Where do I begin?  Something happens in the way neighbors and friends and family view you when your husband is deployed.  Suddenly, all the competence they once thought you had is gone.  It is replaced with either the "poor woman she can barely cope" insults, or the "Oh my! Shes Superwoman" statements.  Both are completely wrong in fact.  It is often the one who looks like her life is falling apart who is actually dealing better with the separation than the one with the clean house and polished kids.  I'm a clean house and polished kids kind of Army wife.  It looks from the outside as if my life is sailing through the waters of Afghanistan drama beautifully.  However, what I am really feeling is lonely and abandoned (that's why I have so much time to clean).  I can't speak for the "falling apart at the seams" Army wives, but I am going to climb out on an imaginary limb and say that they are feeling the exact same way I am.  So neighbors, friends and family, I am and this deployment life is, more complicated than what appears on the surface.  Crying isn't a sign of an impending emotional collapse anymore than changing my oil makes me a superhero.
Bullet holes, RPG's, snipers and long hours are what our guys have been living with the last two weeks.  It would be an enormous understatement to say that I worry.  I'm not sure that fret is an adequate description for how I feel today.  Imagine feeling every minute of everyday that there was something heavy, let's say a baby grand, suspended above your head, and that at any moment the rope that holds that crushing object is going to start to splinter.  That is what I feel.  The impending blow that a KIA would have, is that baby grand.
There is something to be said for being in a room full of Army wives who have the same piano above their heads everyday.  We don't need to exchange stories or cry together.  Just the act of being together is a liberating experience.

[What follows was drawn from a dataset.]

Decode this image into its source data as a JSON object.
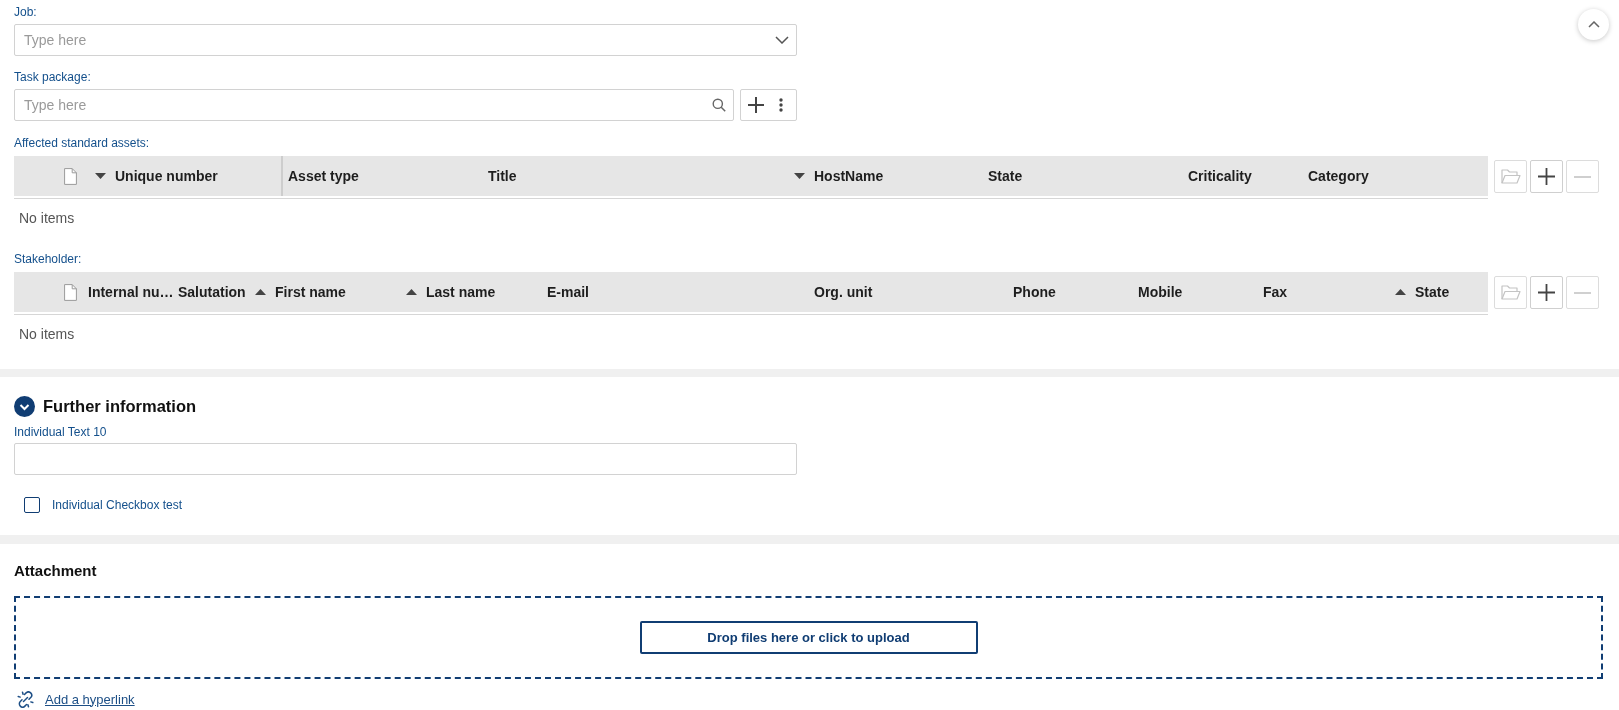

I will never have to describe the piano to her and she will never make the mistake of minimizing my fears (as so many non-Army folks do). 
I just need to make it through June with my piano and then family and friends will start the ever increasing flow of distractions that will take me through November (R&R).  I am thankful for the  distractions.  The noise of visitors and busy-ness will muffle the sounds of that rope snapping.